The seamless translation of transformations to SQL whenever the data are in a table can be used directly. Since we are lifting the original implementation of dplyr, it just works.

In [9]:
from rpy2.robjects.lib.dplyr import dplyr
# in-memory SQLite database broken in dplyr's src_sqlite
# db = dplyr.src_sqlite(":memory:")
import tempfile
with tempfile.NamedTemporaryFile() as db_fh:
    db = dplyr.src_sqlite(db_fh.name)
    # copy the table to that database
    dataf_db = DataFrame(mtcars).copy_to(db, name="mtcars")
    res = (dataf_db
           .filter(rl('gear>3'))
           .mutate(powertoweight=rl('hp*36/wt'))
           .group_by(rl('gear'))
           .summarize(mean_ptw=rl('mean(powertoweight)')))
    print(res)
# 
# Source:   SQL [2 x 2]
# Database: sqlite 3.41.2 [/tmp/tmpxo4an2ls]
   gear mean_ptw
  <dbl>    <dbl>
1     4    1237.
2     5    2574.

Since we are manipulating R objects, anything available to R is also available to us.
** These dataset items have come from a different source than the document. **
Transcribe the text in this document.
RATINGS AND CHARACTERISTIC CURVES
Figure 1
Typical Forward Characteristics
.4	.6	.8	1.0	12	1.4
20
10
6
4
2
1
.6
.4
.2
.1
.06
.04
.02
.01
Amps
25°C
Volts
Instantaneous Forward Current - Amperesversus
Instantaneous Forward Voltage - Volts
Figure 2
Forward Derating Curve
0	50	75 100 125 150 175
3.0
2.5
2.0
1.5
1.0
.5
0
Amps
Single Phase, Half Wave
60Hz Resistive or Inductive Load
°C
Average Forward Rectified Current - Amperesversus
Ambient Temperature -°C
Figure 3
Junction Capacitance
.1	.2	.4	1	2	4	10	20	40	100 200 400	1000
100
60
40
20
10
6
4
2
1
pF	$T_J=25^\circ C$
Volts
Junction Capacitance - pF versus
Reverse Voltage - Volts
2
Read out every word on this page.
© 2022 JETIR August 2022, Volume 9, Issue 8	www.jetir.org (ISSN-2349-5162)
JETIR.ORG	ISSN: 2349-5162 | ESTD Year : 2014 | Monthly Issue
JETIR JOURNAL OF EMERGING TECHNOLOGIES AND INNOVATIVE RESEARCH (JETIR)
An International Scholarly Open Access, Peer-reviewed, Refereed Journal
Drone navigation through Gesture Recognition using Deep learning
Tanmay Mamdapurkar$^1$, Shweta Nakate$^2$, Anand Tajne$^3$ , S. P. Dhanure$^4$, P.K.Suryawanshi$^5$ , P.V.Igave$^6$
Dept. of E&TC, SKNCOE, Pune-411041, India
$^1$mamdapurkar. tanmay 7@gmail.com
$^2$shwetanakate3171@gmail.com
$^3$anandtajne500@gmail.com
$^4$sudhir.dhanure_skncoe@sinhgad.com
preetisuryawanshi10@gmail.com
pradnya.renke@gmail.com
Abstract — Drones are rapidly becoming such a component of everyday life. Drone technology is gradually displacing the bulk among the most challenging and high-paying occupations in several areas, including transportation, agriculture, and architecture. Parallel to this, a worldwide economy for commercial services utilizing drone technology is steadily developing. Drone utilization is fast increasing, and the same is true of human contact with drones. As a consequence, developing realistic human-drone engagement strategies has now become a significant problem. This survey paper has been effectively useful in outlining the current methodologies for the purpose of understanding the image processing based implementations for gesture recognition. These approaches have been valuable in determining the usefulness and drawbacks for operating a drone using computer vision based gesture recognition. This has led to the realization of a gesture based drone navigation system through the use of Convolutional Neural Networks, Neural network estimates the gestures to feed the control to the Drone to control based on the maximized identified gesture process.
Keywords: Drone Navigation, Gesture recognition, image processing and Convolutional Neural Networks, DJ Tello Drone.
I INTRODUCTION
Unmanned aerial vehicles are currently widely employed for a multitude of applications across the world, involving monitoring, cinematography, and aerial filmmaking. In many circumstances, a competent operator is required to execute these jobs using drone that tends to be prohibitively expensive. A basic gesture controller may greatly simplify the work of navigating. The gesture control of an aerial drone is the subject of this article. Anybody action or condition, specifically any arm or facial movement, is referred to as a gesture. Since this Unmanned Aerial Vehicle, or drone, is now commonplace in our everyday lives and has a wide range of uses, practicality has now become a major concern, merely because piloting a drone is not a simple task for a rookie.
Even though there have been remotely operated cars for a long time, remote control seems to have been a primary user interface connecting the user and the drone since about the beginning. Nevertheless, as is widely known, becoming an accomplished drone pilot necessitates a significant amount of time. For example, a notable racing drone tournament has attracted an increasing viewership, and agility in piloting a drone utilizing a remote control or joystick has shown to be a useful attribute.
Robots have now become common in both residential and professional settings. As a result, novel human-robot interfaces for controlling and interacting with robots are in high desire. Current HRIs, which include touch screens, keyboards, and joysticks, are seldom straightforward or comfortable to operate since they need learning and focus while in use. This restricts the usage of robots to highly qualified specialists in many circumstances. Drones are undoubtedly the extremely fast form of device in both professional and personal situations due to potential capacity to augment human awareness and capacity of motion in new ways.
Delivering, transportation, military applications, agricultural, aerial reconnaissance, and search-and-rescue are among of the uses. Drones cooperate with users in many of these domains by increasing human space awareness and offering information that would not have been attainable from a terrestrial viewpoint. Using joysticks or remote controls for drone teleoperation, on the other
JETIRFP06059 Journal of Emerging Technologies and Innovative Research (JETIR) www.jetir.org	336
If we want to see the SQL code generated that's:

In [10]:
silent = dplyr.show_query(res)
<SQL>
SELECT `gear`, AVG(`powertoweight`) AS `mean_ptw`
FROM (
  SELECT *, (`hp` * 36.0) / `wt` AS `powertoweight`
  FROM `mtcars`
  WHERE (`gear` > 3.0)
)
GROUP BY `gear`

The conversion rules in rpy2 make the above easily applicable to pandas data frames, completing the "lexical loan" of the dplyr vocabulary from R.

In [11]:
from rpy2.robjects import pandas2ri
from rpy2.robjects import default_converter

# Using a conversion context in which the pandas conversion is
# added to the default conversion rules, the rpy2 object
# `mtcars` (an R data frame) is converted to a pandas data frame.
with (default_converter + pandas2ri.converter).context() as cv:
    pd_mtcars = mtcars_env['mtcars']
print(type(pd_mtcars))
<class 'pandas.core.frame.DataFrame'>

Using a local conversion context lets us also go from the pandas data frame to our dplyr-augmented R data frame and use the dplyr transformations on it.

In [12]:
with (default_converter + pandas2ri.converter).context() as cv:
    dataf = (DataFrame(pd_mtcars)
             .filter(rl('gear>=3'))
             .mutate(powertoweight=rl('hp*36/wt'))
             .group_by(rl('gear'))
             .summarize(mean_ptw=rl('mean(powertoweight)')))

dataf
Out[12]:
DataFrame with 1 rows and 1 columns:
mean_ptw
0 1 1632.0477884748632

Reuse. Get things done. Don't reimplement.